Except those he’s seeded. He’s planned this invasion for years.
His discontent with his own life prevents him from valuing theirs,
the lives of his neighbours. Convinced the Apocalypse nears
(in dreams he keeps private for now), he dissembles and wears
his uniform well, with its medals for bloodshed and sorrow.
He smiles at his neighbours and tells himself, ‘They’re dead tomorrow.’

Mad Mackie’s Elevenses

‘I shall want chocolate biscuits served with hot white coffee.’
(I have been out half the morning harrowing snakes
with ‘adoring combs’. (That’s what the French maid calls them.

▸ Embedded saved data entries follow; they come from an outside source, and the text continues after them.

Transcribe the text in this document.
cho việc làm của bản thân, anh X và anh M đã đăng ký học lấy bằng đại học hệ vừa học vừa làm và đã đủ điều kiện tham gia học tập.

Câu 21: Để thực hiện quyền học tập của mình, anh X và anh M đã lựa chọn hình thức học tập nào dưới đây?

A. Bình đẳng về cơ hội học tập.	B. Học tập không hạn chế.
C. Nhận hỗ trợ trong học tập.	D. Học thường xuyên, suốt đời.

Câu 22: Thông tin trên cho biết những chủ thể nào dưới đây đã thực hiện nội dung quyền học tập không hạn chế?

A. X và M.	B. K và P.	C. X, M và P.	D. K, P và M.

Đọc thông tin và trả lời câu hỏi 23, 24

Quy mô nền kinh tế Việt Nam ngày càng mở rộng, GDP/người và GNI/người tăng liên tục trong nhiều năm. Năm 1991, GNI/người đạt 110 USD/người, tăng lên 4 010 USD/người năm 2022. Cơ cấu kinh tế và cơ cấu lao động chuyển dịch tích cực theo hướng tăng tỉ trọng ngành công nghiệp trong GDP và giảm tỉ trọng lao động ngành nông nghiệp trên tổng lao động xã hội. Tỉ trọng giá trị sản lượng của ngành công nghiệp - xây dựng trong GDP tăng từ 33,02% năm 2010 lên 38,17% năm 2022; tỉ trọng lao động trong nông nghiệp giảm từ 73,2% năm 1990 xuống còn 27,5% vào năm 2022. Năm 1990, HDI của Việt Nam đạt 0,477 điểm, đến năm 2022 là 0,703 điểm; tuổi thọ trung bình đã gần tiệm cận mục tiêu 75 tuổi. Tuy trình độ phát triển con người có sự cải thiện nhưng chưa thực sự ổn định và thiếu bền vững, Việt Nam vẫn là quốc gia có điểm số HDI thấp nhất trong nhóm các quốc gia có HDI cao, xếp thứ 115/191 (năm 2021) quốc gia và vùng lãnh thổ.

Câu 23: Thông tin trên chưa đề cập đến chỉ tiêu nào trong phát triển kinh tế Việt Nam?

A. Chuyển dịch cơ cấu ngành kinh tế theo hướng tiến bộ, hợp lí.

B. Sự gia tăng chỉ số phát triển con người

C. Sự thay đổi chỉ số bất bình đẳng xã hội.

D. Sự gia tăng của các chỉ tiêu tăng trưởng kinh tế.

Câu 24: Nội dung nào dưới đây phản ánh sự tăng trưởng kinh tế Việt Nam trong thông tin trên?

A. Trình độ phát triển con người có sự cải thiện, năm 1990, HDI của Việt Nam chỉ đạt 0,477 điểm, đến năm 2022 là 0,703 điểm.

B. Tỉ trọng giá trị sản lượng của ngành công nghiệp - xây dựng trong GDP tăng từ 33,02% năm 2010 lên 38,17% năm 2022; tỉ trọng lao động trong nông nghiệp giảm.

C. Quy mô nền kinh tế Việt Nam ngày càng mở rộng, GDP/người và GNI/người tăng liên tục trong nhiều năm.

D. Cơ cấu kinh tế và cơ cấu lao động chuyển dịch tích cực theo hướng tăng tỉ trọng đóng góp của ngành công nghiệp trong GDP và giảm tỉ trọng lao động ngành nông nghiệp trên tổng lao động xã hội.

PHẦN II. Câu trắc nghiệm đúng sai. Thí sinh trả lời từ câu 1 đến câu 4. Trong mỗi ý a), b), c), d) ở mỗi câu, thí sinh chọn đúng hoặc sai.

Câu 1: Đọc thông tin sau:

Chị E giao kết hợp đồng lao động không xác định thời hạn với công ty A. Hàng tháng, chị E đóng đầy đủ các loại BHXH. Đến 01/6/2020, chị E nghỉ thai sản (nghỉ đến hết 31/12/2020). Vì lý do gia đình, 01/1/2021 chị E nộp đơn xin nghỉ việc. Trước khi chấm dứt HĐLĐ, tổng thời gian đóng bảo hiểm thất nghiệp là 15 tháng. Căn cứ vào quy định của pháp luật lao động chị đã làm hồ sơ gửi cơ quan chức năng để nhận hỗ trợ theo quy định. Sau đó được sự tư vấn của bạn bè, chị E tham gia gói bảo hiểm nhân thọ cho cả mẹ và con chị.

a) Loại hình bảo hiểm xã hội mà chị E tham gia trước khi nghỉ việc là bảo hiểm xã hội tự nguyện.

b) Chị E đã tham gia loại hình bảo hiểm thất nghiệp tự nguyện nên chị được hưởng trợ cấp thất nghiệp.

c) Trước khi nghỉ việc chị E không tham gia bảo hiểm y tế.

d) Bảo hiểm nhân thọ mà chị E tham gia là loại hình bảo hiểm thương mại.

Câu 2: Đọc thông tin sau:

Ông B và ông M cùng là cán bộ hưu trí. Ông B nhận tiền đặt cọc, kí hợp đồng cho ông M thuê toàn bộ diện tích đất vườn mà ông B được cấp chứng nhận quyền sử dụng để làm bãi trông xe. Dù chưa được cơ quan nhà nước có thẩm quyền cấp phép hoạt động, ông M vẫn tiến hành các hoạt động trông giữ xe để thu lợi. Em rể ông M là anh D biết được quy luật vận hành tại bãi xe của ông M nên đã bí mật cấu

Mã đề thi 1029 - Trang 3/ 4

(The upstairs maid (‘adoring’ should be ‘Darwin’.
(I’m speaking parenthetically because
it’s Thursday up on Pluto which as a child I did adore.
Since it’s no planet now, adieu, no more.))))
‘The badger’s back. I see it in the garden.’
‘No, milord,’ the butler sighs. ‘A mole.’
I’m out of my depth. I debit depth perception.
I credit Cyril (the butler) with a win.
We are painting politicians’ faces on clay pigeons
for a garden party I have plans to give.